Much of that difference is explained by new methodologies the PBGC uses to estimate liabilities.
The PBGC commissioned Buck Consultants to assess the agency’s older evaluation model and to suggest changes, if necessary.
The consultancy recommended several revisions to the assumptions previous modeling had made.
Among them: The number of active plan participants should be assumed to decline in the future; participant and plan contributions should be assumed to increase at lower rates than previously assumed; projected outcomes should account for the fact that many plan trustees have decided not to adopt the full range of contribution increases and benefit adjustment allowed under current law.
Based on these considerations, and others embraced by the PBGC, “virtually all of our projections show a significant worsening of PBGC’s financial position over the next 10 years,” according to the report.
The multiemployer program’s deficit is expected to increase from the $8.3 billion projected for 2013 to $47 billion by fiscal 2023.
The PBGC charges companies in multiemployer plans an annual insurance premium of $12 per plan participant, less than one-fourth of what other pension plans pay.
As a consequence, PBGC multiemployer guarantees also are much lower than those in its single-employer program; typically, participants in a failed multiemployer program receive about $13,000 a year.
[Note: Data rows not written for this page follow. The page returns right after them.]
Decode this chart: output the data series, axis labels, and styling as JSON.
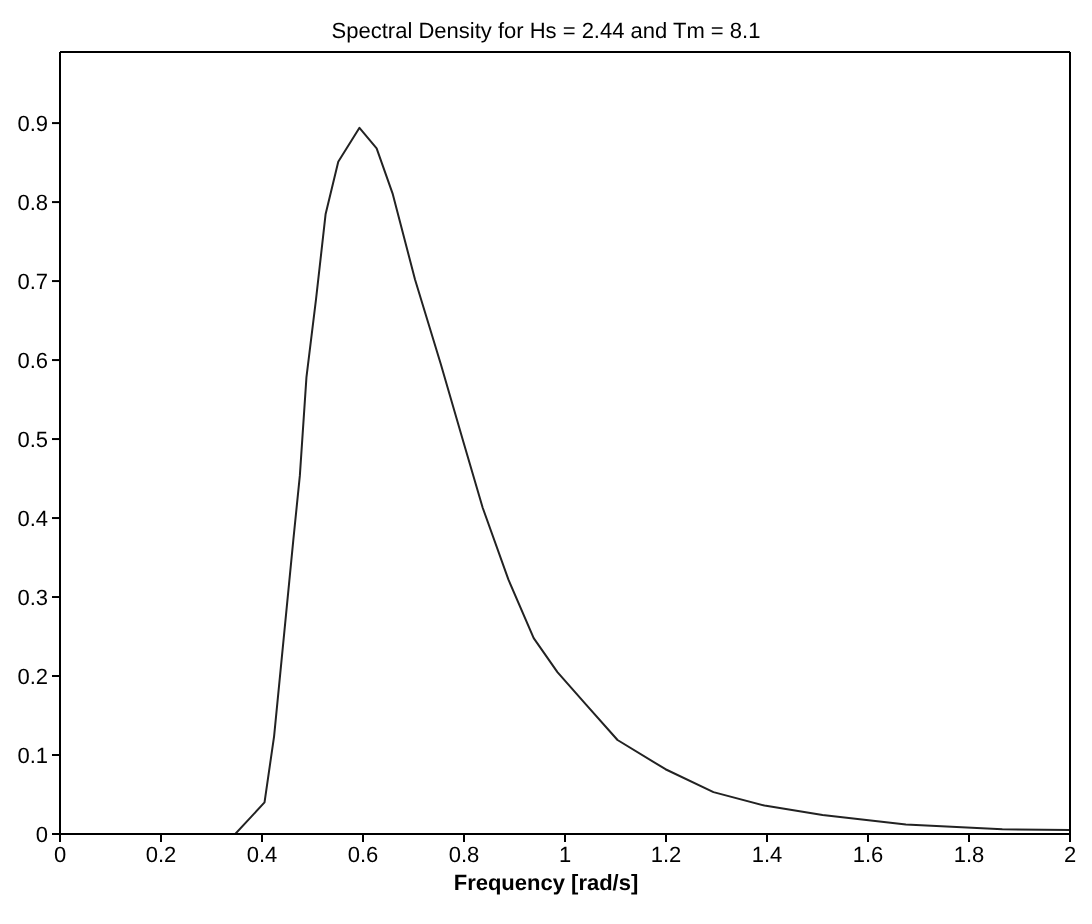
{
  "chart_data": {
    "type": "line",
    "title": "Spectral Density for Hs = 2.44 and Tm = 8.1",
    "xlabel": "Frequency [rad/s]",
    "x": [
      0,
      0.1,
      0.2,
      0.3,
      0.347,
      0.405,
      0.424,
      0.443,
      0.462,
      0.475,
      0.488,
      0.507,
      0.526,
      0.551,
      0.593,
      0.627,
      0.659,
      0.703,
      0.754,
      0.799,
      0.837,
      0.888,
      0.938,
      0.985,
      1.04,
      1.104,
      1.199,
      1.294,
      1.395,
      1.51,
      1.675,
      1.866,
      2
    ],
    "series": [
      {
        "color": "#222222",
        "values": [
          0,
          0,
          0,
          0,
          0,
          0.04,
          0.124,
          0.248,
          0.372,
          0.454,
          0.578,
          0.677,
          0.785,
          0.851,
          0.894,
          0.868,
          0.81,
          0.702,
          0.595,
          0.496,
          0.413,
          0.322,
          0.248,
          0.205,
          0.165,
          0.119,
          0.082,
          0.053,
          0.036,
          0.024,
          0.012,
          0.006,
          0.005
        ]
      }
    ],
    "xlim": [
      0,
      2
    ],
    "xticks": [
      0,
      0.2,
      0.4,
      0.6,
      0.8,
      1,
      1.2,
      1.4,
      1.6,
      1.8,
      2
    ],
    "ylim": [
      0,
      0.99
    ],
    "yticks": [
      0,
      0.1,
      0.2,
      0.3,
      0.4,
      0.5,
      0.6,
      0.7,
      0.8,
      0.9
    ],
    "grid": false,
    "legend": false,
    "marker": "none",
    "line_style": "solid"
  }
}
If the PBGC’s multiemployer plan were to become insolvent, those guarantees would no doubt be cut even further.
The PBGC is hoping Congress will give it the authority to raise premiums. But a group of trade associations, professional organizations and companies released a study last month saying the premium increases would represent a hit of billions of dollars to the economy and cost an average of 42,000 jobs a year.